Weyer began wearing glasses, and when he returned to the field, he would sneak the glasses on just as play was about to start, and sneak them off and into his pocket when the inning ended, as if no one would see. BUT they did. Some kidded him. ''Hey, Clark Kent!'' And one time, when the umpires stepped onto a field, he heard someone in the stands begin to sing ''Three Blind Mice.'' By then, though, said Weyer, ''I was so glad to be back that it was music to my ears.''
A few other umpires had worn glasses, too. ''But, really,'' said Weyer, ''what difference does it make? Ballplayers hit .300 with 'em.''
Weyer was back and as good as ever, as happy as ever, as voluble as ever. ''He had this kind of high voice, I mean, if you didn't see him, and you heard his voice, you'd think he was a frail guy,'' said Johnny Bench, the former Reds catcher. ''When he was behind the plate, he always called out not just the balls and strikes, but the number of outs, too. Two balls, two strikes, two outs. I think he did it because he just loved being in the game.''
In Tuesday night's game at Shea, there was a close play at first base, and Doug Harvey, who umpired in the crew when Weyer broke into the majors in 1961, called out Chris Sabo, the Cincinnati runner. Manager Rose came hustling out of the dugout, obviously to argue the call. Shortly, he returned to the dugout.

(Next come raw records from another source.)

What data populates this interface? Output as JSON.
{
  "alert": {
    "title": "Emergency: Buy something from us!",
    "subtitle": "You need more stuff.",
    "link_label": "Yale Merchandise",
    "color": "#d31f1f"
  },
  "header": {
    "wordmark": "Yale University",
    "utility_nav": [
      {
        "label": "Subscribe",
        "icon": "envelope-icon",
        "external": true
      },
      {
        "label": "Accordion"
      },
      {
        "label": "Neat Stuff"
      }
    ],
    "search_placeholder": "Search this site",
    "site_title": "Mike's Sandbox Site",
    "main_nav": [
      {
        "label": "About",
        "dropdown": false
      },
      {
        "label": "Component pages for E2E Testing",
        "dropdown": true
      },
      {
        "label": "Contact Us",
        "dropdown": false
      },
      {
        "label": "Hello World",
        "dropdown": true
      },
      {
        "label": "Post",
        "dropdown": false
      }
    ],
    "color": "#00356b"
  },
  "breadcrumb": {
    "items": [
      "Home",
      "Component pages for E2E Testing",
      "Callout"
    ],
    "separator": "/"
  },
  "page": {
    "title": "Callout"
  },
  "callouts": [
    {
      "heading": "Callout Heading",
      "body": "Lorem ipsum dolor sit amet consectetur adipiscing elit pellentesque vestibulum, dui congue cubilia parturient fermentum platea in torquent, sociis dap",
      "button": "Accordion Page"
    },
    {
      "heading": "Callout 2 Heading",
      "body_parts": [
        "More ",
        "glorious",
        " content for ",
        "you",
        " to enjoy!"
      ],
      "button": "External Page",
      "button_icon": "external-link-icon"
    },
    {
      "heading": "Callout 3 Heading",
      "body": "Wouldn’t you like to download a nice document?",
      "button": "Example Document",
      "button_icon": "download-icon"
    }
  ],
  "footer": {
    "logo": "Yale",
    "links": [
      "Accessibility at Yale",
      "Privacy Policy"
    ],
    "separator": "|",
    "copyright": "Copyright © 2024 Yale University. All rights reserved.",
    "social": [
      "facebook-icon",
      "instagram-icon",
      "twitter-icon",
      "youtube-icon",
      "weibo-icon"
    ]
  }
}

Doug Harvey later recalled that scene as he stood in the doorway to the umpires' room under the stands at Shea: ''Pete came out and said, 'You called it right, Doug, but I just wanted say that it was tough about Lee.'
''I said, 'Yeah, Pete, it was, and I'm having a tough time with it.'
''I looked at him and said, 'Well, if you're going to stand out here and talk, you might as well flap your arms, for heaven's sakes, so people will think you're doing something.' ''
At the umpires' door, Harvey said: ''Lee was my good friend. It was like losing a brother. Really, that's all I can say now.''
And Doug Harvey, with his distinctive shock of snow-white hair and his eyes now rimmed with red, quietly disappeared behind the closing door.